Photoreceptor degeneration is a principal event in a variety of human retinal diseases. Progressive apoptosis of photoreceptors leads to impaired vision and blindness, for which there is no curative treatment. Adenosine 2A receptors (A2AR) are expressed in microglia. Blockade of A2AR has been shown to protect neurons via suppression of inflammation. However, the therapeutic effects of A2AR antagonists on photoreceptor degeneration have not been characterized. In this study, adult zebrafish were exposed to short term high-intensity light to induce photoreceptor death. SCH58261, a selective A2AR antagonist, was immediately injected into the vitreous body. Photoreceptor degeneration and microglia-induced inflammation were evaluated using immunohistochemistry, quantitative real-time polymerase chain reaction, polarization sensitive optical coherence tomography, and optomotor response.
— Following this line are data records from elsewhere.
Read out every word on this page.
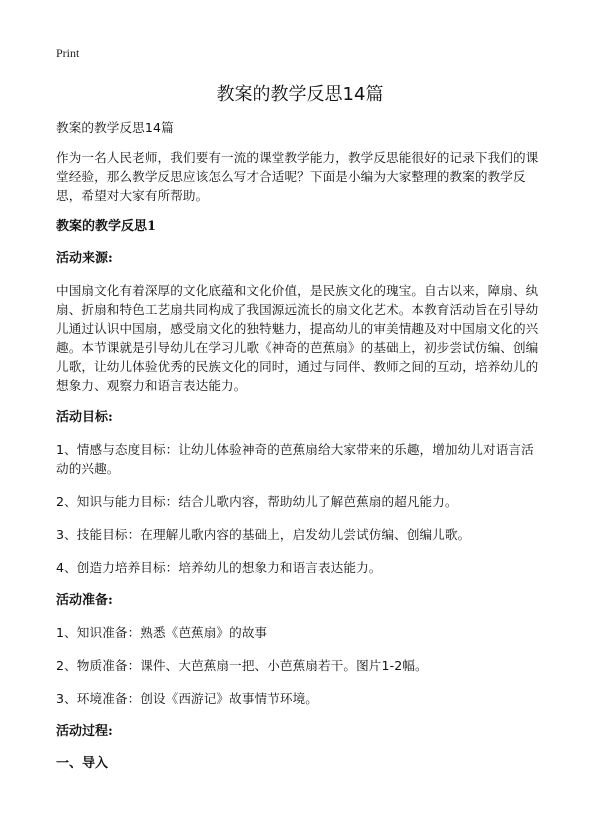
Print
教案的教学反思14篇

教案的教学反思14篇

作为一名人民老师，我们要有一流的课堂教学能力，教学反思能很好的记录下我们的课堂经验，那么教学反思应该怎么写才合适呢？下面是小编为大家整理的教案的教学反思，希望对大家有所帮助。

教案的教学反思1

活动来源:

中国扇文化有着深厚的文化底蕴和文化价值，是民族文化的瑰宝。自古以来，障扇、纨扇、折扇和特色工艺扇共同构成了我国源远流长的扇文化艺术。本教育活动旨在引导幼儿通过认识中国扇，感受扇文化的独特魅力，提高幼儿的审美情趣及对中国扇文化的兴趣。本节课就是引导幼儿在学习儿歌《神奇的芭蕉扇》的基础上，初步尝试仿编、创编儿歌，让幼儿体验优秀的民族文化的同时，通过与同伴、教师之间的互动，培养幼儿的想象力、观察力和语言表达能力。

活动目标:

1、情感与态度目标：让幼儿体验神奇的芭蕉扇给大家带来的乐趣，增加幼儿对语言活动的兴趣。

2、知识与能力目标：结合儿歌内容，帮助幼儿了解芭蕉扇的超凡能力。

3、技能目标：在理解儿歌内容的基础上，启发幼儿尝试仿编、创编儿歌。

4、创造力培养目标：培养幼儿的想象力和语言表达能力。

活动准备:

1、知识准备：熟悉《芭蕉扇》的故事

2、物质准备：课件、大芭蕉扇一把、小芭蕉扇若干。图片1-2幅。

3、环境准备：创设《西游记》故事情节环境。

活动过程:

一、导入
Co-culture of BV2 and 661W cells was used to investigate the interaction between microglia and photoreceptors. The results showed that A2AR was over-expressed during photoreceptor degeneration. Following intraocular SCH58261 injection, microglial activation and release of inflammatory factors were inhibited, and photoreceptor survival increased. Inactivation of microglia prevented apoptosis and autophagy in photoreceptors. Our results showed that SCH58261 intervention at the early stage of photoreceptor degeneration protected photoreceptors through inhibition of the inflammatory response, apoptosis, and autophagy.